Kim bana bu devletin öğretmenine 1970’ten daha çok değer verdiğini söyleyebilir?
Her devletin varlığını sürdürebilmek için dayandığı temel değerler vardır. Bu değerlerin vazgeçilmez mimarları öğretmenlerdir. Eğer öğretmen devletin temel değerlerine inanıyorsa o devleti yıkmak olanaksızdır.
“Eğitimdir ki, bir milleti hür, bağımsız, şanlı, yüksek bir toplum halinde yaşatır veya bir milleti kölelik ve yoksulluğa terk eder.”

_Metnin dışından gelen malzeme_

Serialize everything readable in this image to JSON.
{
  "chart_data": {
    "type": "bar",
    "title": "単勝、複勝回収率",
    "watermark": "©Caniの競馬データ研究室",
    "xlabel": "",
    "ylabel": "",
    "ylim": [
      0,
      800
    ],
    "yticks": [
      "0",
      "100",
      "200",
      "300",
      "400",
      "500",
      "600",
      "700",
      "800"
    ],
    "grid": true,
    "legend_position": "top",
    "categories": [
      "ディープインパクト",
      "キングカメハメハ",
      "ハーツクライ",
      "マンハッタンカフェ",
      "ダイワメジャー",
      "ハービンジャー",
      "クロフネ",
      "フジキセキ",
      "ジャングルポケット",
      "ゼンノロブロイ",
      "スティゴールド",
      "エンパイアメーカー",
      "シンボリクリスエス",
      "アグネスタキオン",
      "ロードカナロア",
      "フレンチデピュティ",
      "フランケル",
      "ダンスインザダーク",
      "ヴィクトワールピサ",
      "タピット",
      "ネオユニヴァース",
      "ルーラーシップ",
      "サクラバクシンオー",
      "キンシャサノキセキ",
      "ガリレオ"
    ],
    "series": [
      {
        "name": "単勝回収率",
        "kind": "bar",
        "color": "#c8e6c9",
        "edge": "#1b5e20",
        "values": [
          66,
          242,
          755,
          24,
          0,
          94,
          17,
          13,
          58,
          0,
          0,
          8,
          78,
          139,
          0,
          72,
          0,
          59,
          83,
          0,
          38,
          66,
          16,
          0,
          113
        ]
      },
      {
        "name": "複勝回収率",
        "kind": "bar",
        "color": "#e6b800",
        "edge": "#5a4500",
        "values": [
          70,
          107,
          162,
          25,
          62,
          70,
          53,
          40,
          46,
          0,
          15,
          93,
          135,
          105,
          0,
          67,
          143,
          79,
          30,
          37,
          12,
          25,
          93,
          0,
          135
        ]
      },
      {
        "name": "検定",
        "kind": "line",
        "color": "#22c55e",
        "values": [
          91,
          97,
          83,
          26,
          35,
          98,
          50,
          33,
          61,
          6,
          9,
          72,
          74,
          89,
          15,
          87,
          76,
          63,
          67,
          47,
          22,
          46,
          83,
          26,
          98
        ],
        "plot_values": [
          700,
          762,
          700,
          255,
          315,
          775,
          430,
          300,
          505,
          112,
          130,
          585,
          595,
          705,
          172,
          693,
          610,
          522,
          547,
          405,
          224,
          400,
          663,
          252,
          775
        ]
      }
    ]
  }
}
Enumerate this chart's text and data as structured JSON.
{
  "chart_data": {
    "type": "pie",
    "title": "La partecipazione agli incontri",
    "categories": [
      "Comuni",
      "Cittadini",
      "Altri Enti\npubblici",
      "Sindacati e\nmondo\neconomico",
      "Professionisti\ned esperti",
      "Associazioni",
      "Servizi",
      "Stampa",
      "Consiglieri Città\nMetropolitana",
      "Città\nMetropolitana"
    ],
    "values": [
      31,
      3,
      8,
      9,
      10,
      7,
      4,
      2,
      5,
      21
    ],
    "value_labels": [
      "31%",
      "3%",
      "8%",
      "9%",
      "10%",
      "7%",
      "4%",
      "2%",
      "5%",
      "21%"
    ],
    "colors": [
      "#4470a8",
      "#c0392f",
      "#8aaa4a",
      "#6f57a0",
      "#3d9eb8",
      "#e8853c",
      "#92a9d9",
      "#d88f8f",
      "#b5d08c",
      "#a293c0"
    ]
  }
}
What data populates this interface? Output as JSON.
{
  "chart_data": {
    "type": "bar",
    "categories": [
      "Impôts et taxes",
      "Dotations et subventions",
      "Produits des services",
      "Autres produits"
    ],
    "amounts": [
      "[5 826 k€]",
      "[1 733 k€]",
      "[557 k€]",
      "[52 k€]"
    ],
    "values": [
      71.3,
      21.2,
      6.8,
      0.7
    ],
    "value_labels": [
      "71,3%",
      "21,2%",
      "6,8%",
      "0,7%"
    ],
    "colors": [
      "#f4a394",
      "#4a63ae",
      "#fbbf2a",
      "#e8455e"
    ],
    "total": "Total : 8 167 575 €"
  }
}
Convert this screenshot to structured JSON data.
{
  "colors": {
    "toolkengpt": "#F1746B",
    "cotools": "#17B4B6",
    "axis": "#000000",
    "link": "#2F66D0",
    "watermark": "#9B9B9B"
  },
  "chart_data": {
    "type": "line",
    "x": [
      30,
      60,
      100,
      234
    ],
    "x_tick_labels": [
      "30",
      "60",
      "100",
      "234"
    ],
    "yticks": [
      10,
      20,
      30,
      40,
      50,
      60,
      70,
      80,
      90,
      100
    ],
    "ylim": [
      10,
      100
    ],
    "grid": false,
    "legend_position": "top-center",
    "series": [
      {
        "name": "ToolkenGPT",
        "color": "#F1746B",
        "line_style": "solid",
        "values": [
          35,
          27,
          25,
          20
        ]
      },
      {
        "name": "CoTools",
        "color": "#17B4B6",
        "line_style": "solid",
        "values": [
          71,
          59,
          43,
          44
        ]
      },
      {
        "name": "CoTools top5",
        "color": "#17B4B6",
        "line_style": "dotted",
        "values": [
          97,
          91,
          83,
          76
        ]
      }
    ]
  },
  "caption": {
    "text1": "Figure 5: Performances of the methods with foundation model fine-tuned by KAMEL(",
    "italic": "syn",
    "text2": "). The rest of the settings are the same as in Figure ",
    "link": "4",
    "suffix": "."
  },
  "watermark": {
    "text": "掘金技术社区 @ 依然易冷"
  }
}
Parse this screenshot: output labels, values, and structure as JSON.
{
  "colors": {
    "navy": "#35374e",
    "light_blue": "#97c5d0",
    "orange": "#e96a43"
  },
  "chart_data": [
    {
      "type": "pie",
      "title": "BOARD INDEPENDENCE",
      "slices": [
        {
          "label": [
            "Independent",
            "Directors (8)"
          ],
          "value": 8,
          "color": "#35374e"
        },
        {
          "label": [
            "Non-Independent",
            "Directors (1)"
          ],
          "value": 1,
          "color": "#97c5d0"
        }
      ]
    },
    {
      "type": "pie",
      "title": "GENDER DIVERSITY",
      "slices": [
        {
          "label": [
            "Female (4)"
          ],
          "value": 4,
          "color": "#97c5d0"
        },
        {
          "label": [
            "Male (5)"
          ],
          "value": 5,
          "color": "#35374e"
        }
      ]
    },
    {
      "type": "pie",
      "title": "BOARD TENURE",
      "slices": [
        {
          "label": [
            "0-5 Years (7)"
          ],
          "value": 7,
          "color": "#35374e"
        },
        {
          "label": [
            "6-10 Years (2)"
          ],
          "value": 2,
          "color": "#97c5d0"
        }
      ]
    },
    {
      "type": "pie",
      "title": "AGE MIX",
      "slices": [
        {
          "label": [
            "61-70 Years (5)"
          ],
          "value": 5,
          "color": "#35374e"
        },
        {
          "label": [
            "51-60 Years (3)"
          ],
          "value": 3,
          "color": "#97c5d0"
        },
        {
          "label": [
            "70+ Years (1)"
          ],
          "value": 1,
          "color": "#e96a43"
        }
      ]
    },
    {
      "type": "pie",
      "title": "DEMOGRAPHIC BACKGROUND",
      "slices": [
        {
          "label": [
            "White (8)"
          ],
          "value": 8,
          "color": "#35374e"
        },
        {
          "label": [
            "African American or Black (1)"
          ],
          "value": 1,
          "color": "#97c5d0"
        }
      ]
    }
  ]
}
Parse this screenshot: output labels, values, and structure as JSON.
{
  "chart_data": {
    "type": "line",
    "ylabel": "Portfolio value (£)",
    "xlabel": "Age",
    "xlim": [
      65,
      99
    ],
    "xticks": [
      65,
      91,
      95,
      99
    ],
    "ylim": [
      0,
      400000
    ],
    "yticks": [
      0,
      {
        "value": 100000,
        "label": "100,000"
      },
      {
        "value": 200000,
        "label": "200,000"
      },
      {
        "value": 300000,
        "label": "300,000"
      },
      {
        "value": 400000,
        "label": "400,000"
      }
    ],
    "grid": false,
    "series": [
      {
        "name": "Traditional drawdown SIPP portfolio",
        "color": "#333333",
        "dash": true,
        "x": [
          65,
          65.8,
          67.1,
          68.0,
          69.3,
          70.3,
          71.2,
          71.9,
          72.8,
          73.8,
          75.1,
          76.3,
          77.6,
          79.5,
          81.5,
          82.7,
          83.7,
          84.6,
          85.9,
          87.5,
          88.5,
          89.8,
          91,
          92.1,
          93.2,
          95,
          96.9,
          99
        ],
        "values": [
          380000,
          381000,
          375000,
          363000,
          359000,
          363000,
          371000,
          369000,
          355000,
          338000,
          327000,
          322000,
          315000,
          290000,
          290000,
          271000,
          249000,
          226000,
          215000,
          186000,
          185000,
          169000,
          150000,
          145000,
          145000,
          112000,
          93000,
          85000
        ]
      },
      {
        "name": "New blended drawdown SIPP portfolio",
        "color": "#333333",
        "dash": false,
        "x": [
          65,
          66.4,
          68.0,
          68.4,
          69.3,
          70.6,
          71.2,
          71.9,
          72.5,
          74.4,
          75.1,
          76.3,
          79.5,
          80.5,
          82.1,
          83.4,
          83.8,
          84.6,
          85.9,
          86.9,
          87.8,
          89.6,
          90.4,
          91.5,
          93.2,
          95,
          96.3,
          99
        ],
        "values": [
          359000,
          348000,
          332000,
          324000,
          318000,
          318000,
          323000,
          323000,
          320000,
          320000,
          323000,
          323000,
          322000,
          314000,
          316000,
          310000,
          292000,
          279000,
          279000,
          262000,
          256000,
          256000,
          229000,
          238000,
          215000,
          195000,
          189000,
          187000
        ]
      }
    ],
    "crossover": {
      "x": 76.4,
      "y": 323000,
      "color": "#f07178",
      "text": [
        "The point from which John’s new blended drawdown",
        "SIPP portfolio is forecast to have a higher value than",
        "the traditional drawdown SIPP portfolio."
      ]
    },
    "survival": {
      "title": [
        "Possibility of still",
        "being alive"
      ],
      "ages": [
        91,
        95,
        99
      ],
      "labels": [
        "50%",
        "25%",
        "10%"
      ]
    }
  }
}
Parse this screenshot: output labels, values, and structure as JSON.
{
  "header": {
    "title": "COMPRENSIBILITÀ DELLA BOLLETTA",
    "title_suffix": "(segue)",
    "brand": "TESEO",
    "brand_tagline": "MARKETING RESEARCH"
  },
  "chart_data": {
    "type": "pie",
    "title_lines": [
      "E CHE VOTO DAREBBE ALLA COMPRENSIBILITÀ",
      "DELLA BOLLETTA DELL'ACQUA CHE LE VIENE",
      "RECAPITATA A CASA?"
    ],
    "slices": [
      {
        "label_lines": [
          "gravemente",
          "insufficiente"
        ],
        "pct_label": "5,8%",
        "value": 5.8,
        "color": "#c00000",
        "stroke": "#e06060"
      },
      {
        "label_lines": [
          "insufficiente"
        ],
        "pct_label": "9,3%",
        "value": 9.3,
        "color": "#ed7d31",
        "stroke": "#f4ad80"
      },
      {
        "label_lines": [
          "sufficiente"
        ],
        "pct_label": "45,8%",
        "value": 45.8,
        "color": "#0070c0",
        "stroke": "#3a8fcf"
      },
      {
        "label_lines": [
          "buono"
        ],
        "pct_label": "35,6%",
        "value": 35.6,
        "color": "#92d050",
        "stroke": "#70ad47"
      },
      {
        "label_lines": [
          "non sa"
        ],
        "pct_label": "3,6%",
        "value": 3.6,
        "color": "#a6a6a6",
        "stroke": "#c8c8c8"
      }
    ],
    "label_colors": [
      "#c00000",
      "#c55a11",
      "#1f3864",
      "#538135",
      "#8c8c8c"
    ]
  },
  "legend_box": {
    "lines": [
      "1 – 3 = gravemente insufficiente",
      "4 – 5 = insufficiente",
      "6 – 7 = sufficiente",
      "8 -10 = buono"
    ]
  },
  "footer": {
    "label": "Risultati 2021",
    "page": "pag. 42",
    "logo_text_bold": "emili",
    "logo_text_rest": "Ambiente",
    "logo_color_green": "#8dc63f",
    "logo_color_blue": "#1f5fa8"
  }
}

Türkiye Cumhuriyetinin devlet nitelikleri bellidir. Bu nitelikler cumhuriyet kurulurken Mustafa Kemal ve onun çalışma arkadaşları tarafından belirlenmiştir. Bu nitelikleri aşındırmak isteyenlerin temel hedefi eğitim ve öğretmenler olduğu açıktır.
Bugün, ışığını Atatürk ilke ve devrimlerinden alan öğretmenlerimiz için dünden çok daha zorludur. Asla şüphem yoktur ki bu uygarlık savaşı kazanılacaktır. Çünkü meş’alemiz müspet ilimdir, fendir.
Bunu bir kez daha; daha içten, çelikleşen bir bilinçle söylüyorum.